Representative β-Tubulin immunofluorescence images in the microfluidic device after drug administration. To verify the response to the compounds, rat dorsal root ganglion (DRG) neurons were cultured on the MPS device, exposed to the compound on day 14, and immunostaining images were taken 24 h later. The compounds used included DMSO as a vehicle, sucrose as a negative compound, paclitaxel and vincristine as anticancer drugs that cause axonal damage, and oxaliplatin, which induces somatic cell damage. Additionally, bortezomib, a proteasome inhibitor reported to cause chemotherapy-induced peripheral neuropathy (CIPN), and suramin, an antiparasitic drug with antitumor effects known to cause myelin damage, were selected as test compounds: (A) Representative local immunofluorescence images of soma. From left: DMSO 0.1% and sucrose at 10 µM. Paclitaxel at 0.1 µM and paclitaxel at 1 µM. Vincristine at 0.003 µM and vincristine at 0.03 µM. Oxaliplatin at 10 µM and oxaliplatin at 100 µM. Suramin at 10 µM and suramin at 100 µM. Bortezomib at 0.01 µM. Scale bar = 20 μm. (B) Representative local immunofluorescence images of axons. From left: DMSO 0.1% and sucrose at 10 µM. Paclitaxel at 0.1 µM and paclitaxel at 1 µM. Vincristine at 0.003 µM and vincristine at 0.03 µM. Oxaliplatin at 10 µM and oxaliplatin at 100 µM. Suramin at 10 µM and suramin at 100 µM. Bortezomib at 0.01 µM. Scale bar = 200 μm.
Classification of the mechanisms of action (MoA) of each compound based on the prediction results of two types of AI. To classify the MoA of anticancer drugs on neurons, we utilized the toxicity probability results from two distinct AI models. The toxicity probability in the soma area was taken as the vertical axis and in the axonal area as the horizontal axis. The graphical representation indicated that both DMSO and sucrose clustered near the origin. Meanwhile, oxaliplatin exhibited a predominant shift in the y-axis direction. In contrast, paclitaxel shifted in the upper-right quadrant, indicating a simultaneous increase in both axonopathy and cytotoxicity. Vincristine primarily moved in the x-axis direction, indicating its pronounced effect on axonal areas. The validation compound, suramin, showcased a dose-dependent shift along the x-axis. Another validation compound, bortezomib, positioned itself close to suramin at the 100 μM point.

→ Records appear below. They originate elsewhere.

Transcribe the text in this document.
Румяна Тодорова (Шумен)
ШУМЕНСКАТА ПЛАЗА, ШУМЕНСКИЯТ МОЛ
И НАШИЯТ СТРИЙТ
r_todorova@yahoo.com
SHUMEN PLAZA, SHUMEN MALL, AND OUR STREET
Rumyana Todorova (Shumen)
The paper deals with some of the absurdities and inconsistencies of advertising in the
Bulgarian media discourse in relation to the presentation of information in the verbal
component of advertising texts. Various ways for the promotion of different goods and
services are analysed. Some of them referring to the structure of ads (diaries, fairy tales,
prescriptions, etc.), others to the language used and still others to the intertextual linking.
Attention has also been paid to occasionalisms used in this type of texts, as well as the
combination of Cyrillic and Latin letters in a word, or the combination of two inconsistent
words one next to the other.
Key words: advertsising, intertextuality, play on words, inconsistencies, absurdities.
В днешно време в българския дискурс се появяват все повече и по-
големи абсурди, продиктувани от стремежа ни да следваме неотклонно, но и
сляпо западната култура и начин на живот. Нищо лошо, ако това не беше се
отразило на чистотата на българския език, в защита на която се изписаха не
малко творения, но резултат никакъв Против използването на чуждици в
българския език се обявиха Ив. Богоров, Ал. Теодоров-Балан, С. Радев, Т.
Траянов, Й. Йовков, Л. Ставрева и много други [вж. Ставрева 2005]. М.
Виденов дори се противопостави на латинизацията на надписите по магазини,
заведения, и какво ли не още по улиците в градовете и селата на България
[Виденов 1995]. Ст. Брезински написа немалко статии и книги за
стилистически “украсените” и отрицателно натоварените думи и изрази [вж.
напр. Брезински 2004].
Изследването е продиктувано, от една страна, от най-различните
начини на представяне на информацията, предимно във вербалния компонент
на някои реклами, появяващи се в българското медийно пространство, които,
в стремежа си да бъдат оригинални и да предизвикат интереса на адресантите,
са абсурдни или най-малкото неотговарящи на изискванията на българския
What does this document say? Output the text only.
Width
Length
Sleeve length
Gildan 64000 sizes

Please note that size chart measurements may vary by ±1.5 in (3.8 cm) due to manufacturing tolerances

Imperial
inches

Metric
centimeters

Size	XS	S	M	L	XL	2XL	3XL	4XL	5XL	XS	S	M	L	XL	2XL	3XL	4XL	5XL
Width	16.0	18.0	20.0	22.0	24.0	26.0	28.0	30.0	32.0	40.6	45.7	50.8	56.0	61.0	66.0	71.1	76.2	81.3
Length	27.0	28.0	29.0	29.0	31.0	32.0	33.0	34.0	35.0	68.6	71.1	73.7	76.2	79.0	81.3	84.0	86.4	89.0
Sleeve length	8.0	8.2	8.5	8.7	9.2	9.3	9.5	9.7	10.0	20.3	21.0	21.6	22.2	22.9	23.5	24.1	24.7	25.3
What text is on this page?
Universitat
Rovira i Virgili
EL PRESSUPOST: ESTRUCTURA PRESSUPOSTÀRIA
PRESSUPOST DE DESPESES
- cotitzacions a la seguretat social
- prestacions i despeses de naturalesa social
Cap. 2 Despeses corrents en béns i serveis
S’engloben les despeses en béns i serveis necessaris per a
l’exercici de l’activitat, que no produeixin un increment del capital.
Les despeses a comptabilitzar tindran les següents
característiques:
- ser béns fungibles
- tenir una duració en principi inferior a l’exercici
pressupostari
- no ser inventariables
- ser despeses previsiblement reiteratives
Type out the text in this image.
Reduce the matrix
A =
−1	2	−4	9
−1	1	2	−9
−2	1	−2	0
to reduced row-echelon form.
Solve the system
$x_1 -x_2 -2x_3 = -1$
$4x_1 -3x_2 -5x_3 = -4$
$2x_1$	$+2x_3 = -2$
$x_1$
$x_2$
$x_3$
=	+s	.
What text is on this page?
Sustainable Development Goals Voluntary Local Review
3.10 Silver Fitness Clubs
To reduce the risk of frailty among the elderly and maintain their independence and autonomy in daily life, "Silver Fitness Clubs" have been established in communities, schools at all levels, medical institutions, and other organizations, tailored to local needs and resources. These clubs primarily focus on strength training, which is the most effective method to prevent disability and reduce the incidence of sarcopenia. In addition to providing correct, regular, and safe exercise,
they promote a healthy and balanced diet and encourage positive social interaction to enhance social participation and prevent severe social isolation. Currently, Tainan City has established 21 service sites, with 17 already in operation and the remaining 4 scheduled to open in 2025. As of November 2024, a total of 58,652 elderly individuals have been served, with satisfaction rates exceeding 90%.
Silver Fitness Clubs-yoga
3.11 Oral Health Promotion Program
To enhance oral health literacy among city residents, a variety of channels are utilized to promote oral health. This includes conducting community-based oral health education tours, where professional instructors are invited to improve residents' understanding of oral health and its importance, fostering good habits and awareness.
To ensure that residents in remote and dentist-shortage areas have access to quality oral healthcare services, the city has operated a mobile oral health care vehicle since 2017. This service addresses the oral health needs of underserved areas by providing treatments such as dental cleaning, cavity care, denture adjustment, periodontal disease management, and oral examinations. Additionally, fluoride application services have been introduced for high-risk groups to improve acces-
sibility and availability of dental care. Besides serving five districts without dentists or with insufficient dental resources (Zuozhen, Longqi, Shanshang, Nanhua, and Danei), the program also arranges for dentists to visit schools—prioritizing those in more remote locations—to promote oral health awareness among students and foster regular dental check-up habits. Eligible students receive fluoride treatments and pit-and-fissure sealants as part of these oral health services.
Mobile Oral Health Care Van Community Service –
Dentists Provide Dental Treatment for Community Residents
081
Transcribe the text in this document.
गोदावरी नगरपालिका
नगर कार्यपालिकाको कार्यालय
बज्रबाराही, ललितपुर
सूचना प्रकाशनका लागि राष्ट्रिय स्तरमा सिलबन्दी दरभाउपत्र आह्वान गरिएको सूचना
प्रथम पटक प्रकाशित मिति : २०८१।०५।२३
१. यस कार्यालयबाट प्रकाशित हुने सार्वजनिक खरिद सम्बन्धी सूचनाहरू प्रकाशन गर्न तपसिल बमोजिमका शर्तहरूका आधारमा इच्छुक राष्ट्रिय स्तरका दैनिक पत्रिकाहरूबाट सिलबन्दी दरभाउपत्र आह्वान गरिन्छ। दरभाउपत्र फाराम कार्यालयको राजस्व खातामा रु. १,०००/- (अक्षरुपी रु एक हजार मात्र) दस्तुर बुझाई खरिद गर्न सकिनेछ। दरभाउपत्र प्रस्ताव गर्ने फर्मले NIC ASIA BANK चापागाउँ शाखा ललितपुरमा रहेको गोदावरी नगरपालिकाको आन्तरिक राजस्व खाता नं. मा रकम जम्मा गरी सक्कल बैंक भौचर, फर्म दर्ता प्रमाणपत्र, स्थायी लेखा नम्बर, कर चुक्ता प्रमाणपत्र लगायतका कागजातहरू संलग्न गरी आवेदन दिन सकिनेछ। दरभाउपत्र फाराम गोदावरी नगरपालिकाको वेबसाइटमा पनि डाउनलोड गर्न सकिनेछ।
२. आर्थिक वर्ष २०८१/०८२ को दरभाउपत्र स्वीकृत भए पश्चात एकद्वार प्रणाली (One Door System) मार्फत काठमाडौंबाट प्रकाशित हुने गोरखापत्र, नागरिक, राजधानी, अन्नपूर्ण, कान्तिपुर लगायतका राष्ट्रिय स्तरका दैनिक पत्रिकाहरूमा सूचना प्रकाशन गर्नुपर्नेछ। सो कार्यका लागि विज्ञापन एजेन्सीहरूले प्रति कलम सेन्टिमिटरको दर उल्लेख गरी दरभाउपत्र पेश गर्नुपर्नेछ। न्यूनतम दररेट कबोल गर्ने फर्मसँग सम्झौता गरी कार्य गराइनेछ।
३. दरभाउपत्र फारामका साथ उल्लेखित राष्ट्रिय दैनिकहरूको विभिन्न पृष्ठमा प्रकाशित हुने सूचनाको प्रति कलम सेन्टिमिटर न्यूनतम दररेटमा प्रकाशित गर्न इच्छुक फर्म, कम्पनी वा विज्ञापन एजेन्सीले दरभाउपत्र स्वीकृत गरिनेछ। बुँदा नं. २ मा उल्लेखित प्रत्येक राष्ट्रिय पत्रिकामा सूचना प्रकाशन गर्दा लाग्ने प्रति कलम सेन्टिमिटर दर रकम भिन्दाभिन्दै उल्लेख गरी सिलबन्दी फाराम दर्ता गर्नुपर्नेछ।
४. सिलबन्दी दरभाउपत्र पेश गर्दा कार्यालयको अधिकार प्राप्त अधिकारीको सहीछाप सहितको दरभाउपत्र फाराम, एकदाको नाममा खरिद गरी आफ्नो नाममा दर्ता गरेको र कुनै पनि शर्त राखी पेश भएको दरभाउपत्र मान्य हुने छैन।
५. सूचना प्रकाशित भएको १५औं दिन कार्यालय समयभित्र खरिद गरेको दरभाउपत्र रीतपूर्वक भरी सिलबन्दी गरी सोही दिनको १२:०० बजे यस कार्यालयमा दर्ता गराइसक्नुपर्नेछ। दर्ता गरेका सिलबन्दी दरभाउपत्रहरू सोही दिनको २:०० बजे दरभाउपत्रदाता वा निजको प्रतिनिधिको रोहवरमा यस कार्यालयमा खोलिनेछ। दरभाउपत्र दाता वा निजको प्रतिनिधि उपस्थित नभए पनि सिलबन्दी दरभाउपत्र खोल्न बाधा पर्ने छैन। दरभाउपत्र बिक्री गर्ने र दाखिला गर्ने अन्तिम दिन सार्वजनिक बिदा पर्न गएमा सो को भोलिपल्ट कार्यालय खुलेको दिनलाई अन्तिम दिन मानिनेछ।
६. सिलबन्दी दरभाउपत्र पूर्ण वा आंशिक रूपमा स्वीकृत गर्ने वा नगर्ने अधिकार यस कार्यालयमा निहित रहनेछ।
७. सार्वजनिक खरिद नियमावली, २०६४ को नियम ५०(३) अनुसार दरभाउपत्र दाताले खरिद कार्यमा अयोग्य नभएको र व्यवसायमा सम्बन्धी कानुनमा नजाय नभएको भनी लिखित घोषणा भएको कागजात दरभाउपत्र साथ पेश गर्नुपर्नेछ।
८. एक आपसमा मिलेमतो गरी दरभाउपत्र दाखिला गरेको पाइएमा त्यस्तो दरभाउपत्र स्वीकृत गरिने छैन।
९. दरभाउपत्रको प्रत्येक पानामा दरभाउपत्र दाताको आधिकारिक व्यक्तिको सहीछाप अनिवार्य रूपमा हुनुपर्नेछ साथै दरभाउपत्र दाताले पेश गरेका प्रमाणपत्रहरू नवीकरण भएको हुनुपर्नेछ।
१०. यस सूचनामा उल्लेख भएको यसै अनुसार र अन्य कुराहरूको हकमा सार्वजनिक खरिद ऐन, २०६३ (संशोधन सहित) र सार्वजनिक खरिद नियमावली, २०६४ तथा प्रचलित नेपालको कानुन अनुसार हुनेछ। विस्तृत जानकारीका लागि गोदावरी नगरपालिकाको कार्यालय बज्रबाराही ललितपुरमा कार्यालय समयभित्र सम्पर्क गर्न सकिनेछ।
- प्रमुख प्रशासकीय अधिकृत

Areas of interest during AI toxicity determination. The areas that the AI focused on during toxicity determination were visualized using GradCAM: (A) Cellular areas on which AI focused during cellular toxicity determination. Areas colored in blue represent the areas focused on by the AI when cellular structures treated with DMSO and sucrose were determined to be negative. The areas colored in magenta represent the areas the AI focused on when cellular structures were determined to be damaged. Scale bar = 20 μm. (B) Axonal areas on which AI focused during axonopathy determination. Areas colored in blue represent the areas focused on by the AI when axons treated with DMSO and sucrose were determined to be negative. The areas colored in magenta represent the areas the AI focused on when axons were determined to be damaged. Scale bar = 50 μm.